The current laws of war have provisions for "dual-use facilities," but those clauses refer to factories and bridges; no one has considered data centers.

A data center that helps banks run transactions during the day and assists the military with intelligence analysis at night— does it count as civilian or military use?

In peacetime, the location of data centers is determined by factors like latency, electricity prices, and policy incentives... When war comes, all of this no longer matters; what matters is how far your data center is from the nearest military base.

Therefore, this bombing has shifted attention.

Previously, everyone discussed the same anxiety: whether AI would replace my job; but no one discussed another question:

Before AI replaces you, how vulnerable is it itself?

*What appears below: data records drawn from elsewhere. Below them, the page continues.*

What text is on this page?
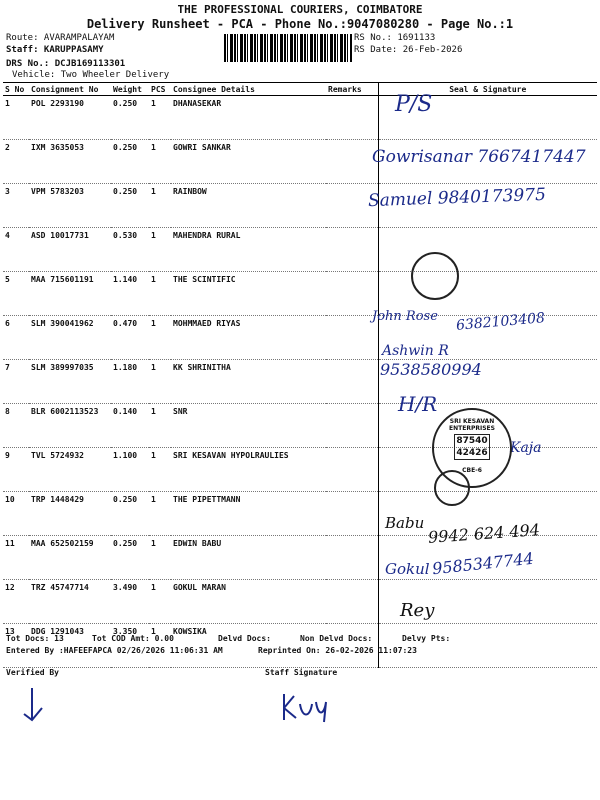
THE PROFESSIONAL COURIERS, COIMBATORE
Delivery Runsheet - PCA - Phone No.:9047080280 - Page No.:1
Route: AVARAMPALAYAM
Staff: KARUPPASAMY
DRS No.: DCJB169113301
Vehicle: Two Wheeler Delivery
RS No.: 1691133
RS Date: 26-Feb-2026
S No	Consignment No	Weight	PCS	Consignee Details	Remarks	Seal & Signature
1	POL 2293190	0.250	1	DHANASEKAR		
2	IXM 3635053	0.250	1	GOWRI SANKAR		
3	VPM 5783203	0.250	1	RAINBOW		
4	ASD 10017731	0.530	1	MAHENDRA RURAL		
5	MAA 715601191	1.140	1	THE SCINTIFIC		
6	SLM 390041962	0.470	1	MOHMMAED RIYAS		
7	SLM 389997035	1.180	1	KK SHRINITHA		
8	BLR 6002113523	0.140	1	SNR		
9	TVL 5724932	1.100	1	SRI KESAVAN HYPOLRAULIES		
10	TRP 1448429	0.250	1	THE PIPETTMANN		
11	MAA 652502159	0.250	1	EDWIN BABU		
12	TRZ 45747714	3.490	1	GOKUL MARAN		
13	DDG 1291043	3.350	1	KOWSIKA		
P/S
Gowrisanar 7667417447
Samuel 9840173975
John Rose 6382103408
Ashwin R
9538580994
H/R
Kaja
Babu 9942 624 494
Gokul 9585347744
Rey
SRI KESAVAN ENTERPRISES
87540
42426
CBE-6
Tot Docs: 13	Tot COD Amt: 0.00	Delvd Docs:	Non Delvd Docs:	Delvy Pts:
Entered By :HAFEEFAPCA 02/26/2026 11:06:31 AM	Reprinted On: 26-02-2026 11:07:23
Verified By	Staff Signature
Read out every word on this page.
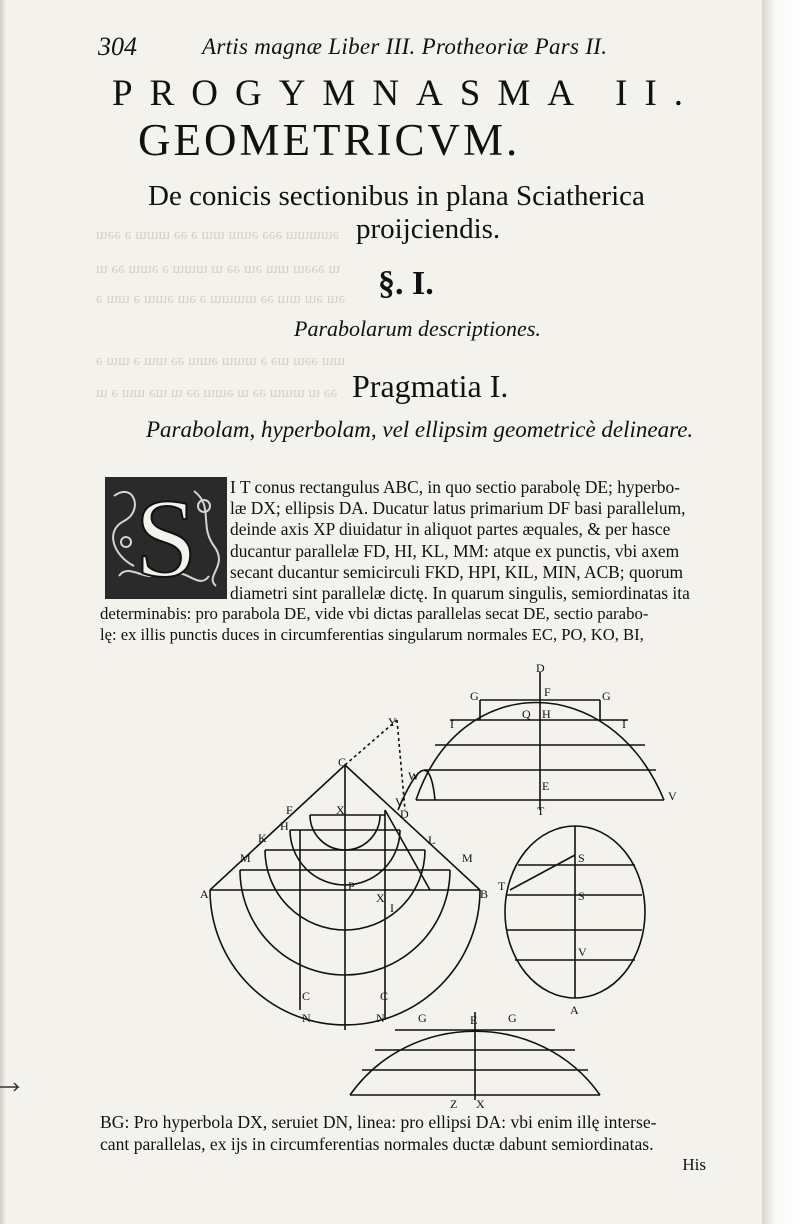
ǝɯɯɯɯ ǝǝǝ ǝɯɯ ɯɯ ǝ ǝǝ ɯɯɯ ǝ ǝǝɯ
ɯ ǝǝǝɯ ɯɯ ǝɯ ǝǝ ɯ ɯɯɯ ǝ ǝɯɯ ǝǝ ɯ
ǝɯ ǝɯ ɯɯ ǝǝ ɯɯɯɯ ǝ ǝɯ ǝɯɯ ǝ ɯɯ ǝ
ɯɯ ǝǝɯ ɯǝ ǝ ɯɯɯ ǝɯɯ ǝǝ ɯɯ ǝ ɯɯ ǝ
ǝǝ ɯ ɯɯɯ ǝǝ ɯ ǝɯɯ ǝǝ ɯ ɯǝ ɯɯ ǝ ɯ
304	Artis magnæ Liber III. Protheoriæ Pars II.
PROGYMNASMA II.
GEOMETRICVM.
De conicis sectionibus in plana Sciatherica
proijciendis.
§. I.
Parabolarum descriptiones.
Pragmatia I.
Parabolam, hyperbolam, vel ellipsim geometricè delineare.
S I T conus rectangulus ABC, in quo sectio parabolę DE; hyperbo-
læ DX; ellipsis DA. Ducatur latus primarium DF basi parallelum,
deinde axis XP diuidatur in aliquot partes æquales, & per hasce
ducantur parallelæ FD, HI, KL, MM: atque ex punctis, vbi axem
secant ducantur semicirculi FKD, HPI, KIL, MIN, ACB; quorum
diametri sint parallelæ dictę. In quarum singulis, semiordinatas ita
determinabis: pro parabola DE, vide vbi dictas parallelas secat DE, sectio parabo-
lę: ex illis punctis duces in circumferentias singularum normales EC, PO, KO, BI,
D
G	F	G
Q H
I	I
V
E
T
Y
C
W
F	X
V
D
H
K	L
M	M
A
P
B
I
X
C	C
N	N	G	E	G
A
S
T
V
Z X
S
BG: Pro hyperbola DX, seruiet DN, linea: pro ellipsi DA: vbi enim illę interse-
cant parallelas, ex ijs in circumferentias normales ductæ dabunt semiordinatas.
His
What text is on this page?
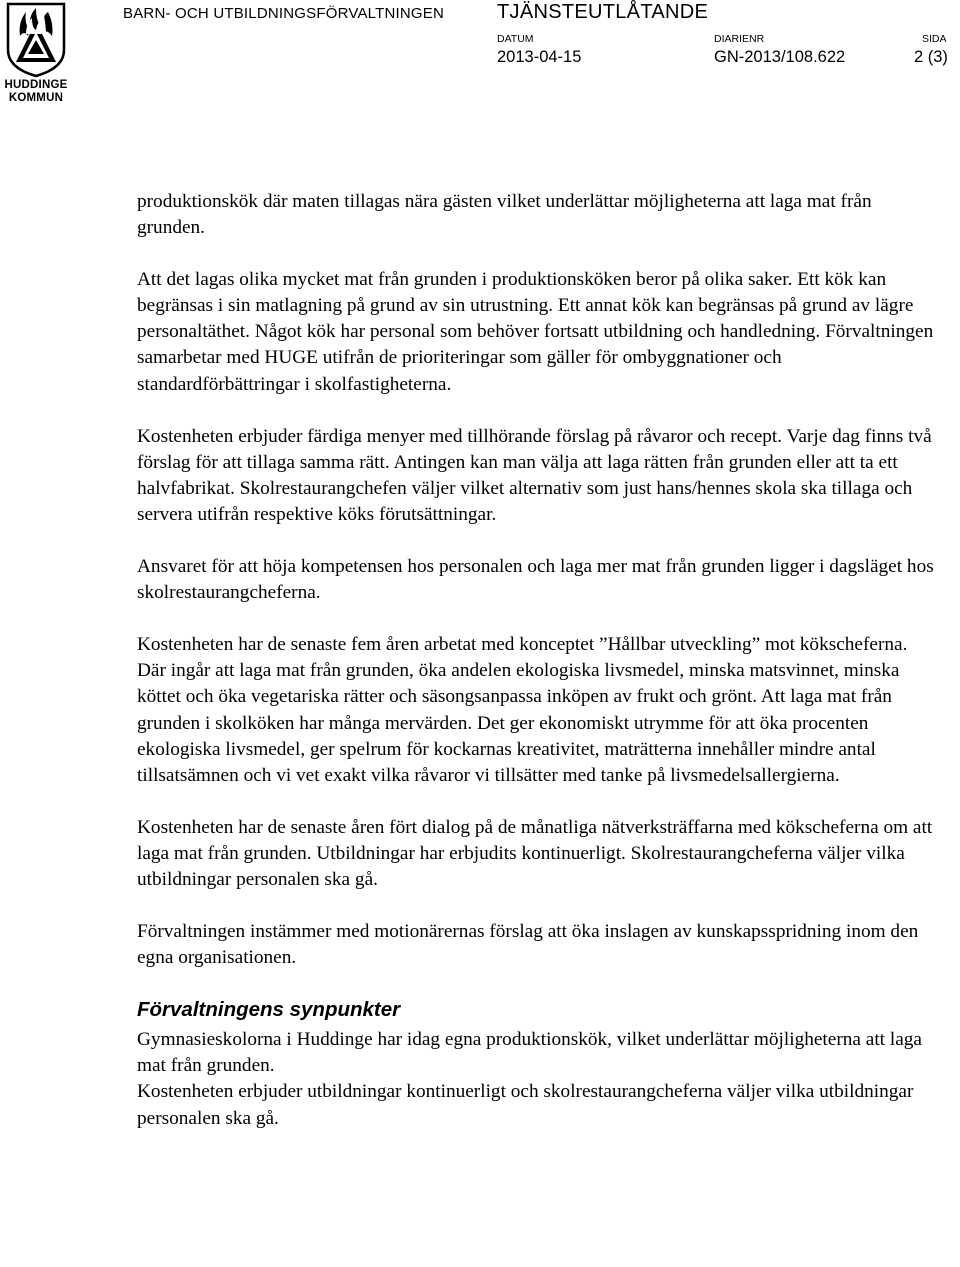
HUDDINGE
KOMMUN
BARN- OCH UTBILDNINGSFÖRVALTNINGEN	TJÄNSTEUTLÅTANDE
DATUM
2013-04-15
DIARIENR
GN-2013/108.622
SIDA
2 (3)

produktionskök där maten tillagas nära gästen vilket underlättar möjligheterna att laga mat från grunden.

Att det lagas olika mycket mat från grunden i produktionsköken beror på olika saker. Ett kök kan begränsas i sin matlagning på grund av sin utrustning. Ett annat kök kan begränsas på grund av lägre personaltäthet. Något kök har personal som behöver fortsatt utbildning och handledning. Förvaltningen samarbetar med HUGE utifrån de prioriteringar som gäller för ombyggnationer och standardförbättringar i skolfastigheterna.

Kostenheten erbjuder färdiga menyer med tillhörande förslag på råvaror och recept. Varje dag finns två förslag för att tillaga samma rätt. Antingen kan man välja att laga rätten från grunden eller att ta ett halvfabrikat. Skolrestaurangchefen väljer vilket alternativ som just hans/hennes skola ska tillaga och servera utifrån respektive köks förutsättningar.

Ansvaret för att höja kompetensen hos personalen och laga mer mat från grunden ligger i dagsläget hos skolrestaurangcheferna.

Kostenheten har de senaste fem åren arbetat med konceptet ”Hållbar utveckling” mot kökscheferna. Där ingår att laga mat från grunden, öka andelen ekologiska livsmedel, minska matsvinnet, minska köttet och öka vegetariska rätter och säsongsanpassa inköpen av frukt och grönt. Att laga mat från grunden i skolköken har många mervärden. Det ger ekonomiskt utrymme för att öka procenten ekologiska livsmedel, ger spelrum för kockarnas kreativitet, maträtterna innehåller mindre antal tillsatsämnen och vi vet exakt vilka råvaror vi tillsätter med tanke på livsmedelsallergierna.

Kostenheten har de senaste åren fört dialog på de månatliga nätverksträffarna med kökscheferna om att laga mat från grunden. Utbildningar har erbjudits kontinuerligt. Skolrestaurangcheferna väljer vilka utbildningar personalen ska gå.

Förvaltningen instämmer med motionärernas förslag att öka inslagen av kunskapsspridning inom den egna organisationen.

Förvaltningens synpunkter

Gymnasieskolorna i Huddinge har idag egna produktionskök, vilket underlättar möjligheterna att laga mat från grunden.

Kostenheten erbjuder utbildningar kontinuerligt och skolrestaurangcheferna väljer vilka utbildningar personalen ska gå.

A regional conflict caused the Middle Eastern node of the largest cloud service provider in the world to be down for an entire day; and this was just one data center.

There are now nearly 1,300 large-scale data centers worldwide and another 770 under construction. These data centers consume more and more electricity, water, and money, and carry an increasing amount of information— your savings, your medical records, your food delivery orders, and even a nation's military intelligence...

But the plans to protect these data centers, as of today, might still be just fire systems and backup generators.

When AI becomes a country's infrastructure, its security is no longer just a company's concern. Who will protect AI? Cloud providers? The U.S. Department of Defense? Or the UAE's air defense system?

This question was theoretical three days ago. It is no longer.

AI is within the range of cannons. In fact, it’s not just AI. In this era, what is not within the range of cannons?